The average number of patients we take care of is generally in around the twenty-five to thirty range, I mean, we’re twice that. We’ve had days we were up to sixty patients in the hospital, so we are taking care of twice as many patients as we normally would. In addition to that, we are taking care of a higher severity of illness patients. Our average intensive care patient volume on an average day would be about four patients pre-pandemic. We’ve been averaging eleven or twelve ICU patients every day for the last two or three weeks.

So we are taking care of three times as many critically ill patients now than we would have in normal times. And usually, we would have maybe two or three patients on a ventilator, but at one point earlier in the week we had eleven patients on a ventilator for a few days.”
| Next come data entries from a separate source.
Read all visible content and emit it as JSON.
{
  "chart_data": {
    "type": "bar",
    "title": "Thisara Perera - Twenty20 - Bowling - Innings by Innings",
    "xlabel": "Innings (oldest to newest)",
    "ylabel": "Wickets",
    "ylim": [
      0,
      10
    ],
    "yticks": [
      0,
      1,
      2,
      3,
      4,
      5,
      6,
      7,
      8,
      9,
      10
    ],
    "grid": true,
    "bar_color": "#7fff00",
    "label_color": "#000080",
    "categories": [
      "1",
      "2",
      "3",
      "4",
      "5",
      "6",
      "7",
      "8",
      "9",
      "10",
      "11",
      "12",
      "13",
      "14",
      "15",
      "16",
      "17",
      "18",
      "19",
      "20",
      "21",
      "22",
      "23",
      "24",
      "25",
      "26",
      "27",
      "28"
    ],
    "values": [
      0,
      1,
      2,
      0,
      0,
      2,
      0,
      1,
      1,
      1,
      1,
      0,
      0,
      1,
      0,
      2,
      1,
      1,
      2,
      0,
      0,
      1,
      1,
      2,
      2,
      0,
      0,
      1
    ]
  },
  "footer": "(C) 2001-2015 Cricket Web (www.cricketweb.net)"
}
Boston says the number of patients got to a point that they had to bring more ventilators in from other Memorial Health locations. He says with the current state of the pandemic, Jacksonville Memorial wants to make sure the public knows when and when not to go to the ER.

We really want people to know that we are open twenty-four seven, we are always here to take care of you. The trick when we are in these sort of resource-limited times is really to try and help navigate people to the right place for care. Right being the most efficient and effective way to get your care.

If you’re having chest pains, if you’re short of breath, if you’re having stroke symptoms, those patients need to come to the emergency room. We really really want to stress the fact that we are open and available and the emergency room is there to take care of you.”

Boston says people who need to get a COVID test to go back to work or school and those with minor symptoms of any sickness such as cough, sore throat, and sinus congestion are better served by going to their primary care doctor or an express or urgent care facility. He says with the current strain on staff, the emergency room is best suited for people who are in need of emergency treatment.

He says currently the emergency department, inpatient, and ICU are all under stress due to the sheer number of COVID patients being taken care of. Jacksonville Memorial Hospital peaked this week with 22 people hospitalized due to COVID. That number has since dropped to 16, however, Boston says that comes with a caveat.

We count people as being COVID positive, we keep them on isolation status for twenty days. After their twentieth day in the hospital, they are no longer considered infectious and they come off of our isolation standards for COVID-19. So we have multiple patients in the hospital who have been with us more than twenty days.

And so while our COVID number has gone down, partly that is because these patients are still here but they are not classified as COVID positive. Unfortunately, COVID is still a fatal illness for certain individuals and we have had COVID deaths in our hospital this week.”

Boston says one glimmer of hope is that the number of COVID admissions from the emergency department is not as high as it was 7 to 10 days ago and due to that and other factors, the Decision Science Team is predicting that the transmission peak could come in the next 7 to 10 days. However, they still predict Jacksonville Memorial will be treating 15 to 20 COVID patients over the next few weeks.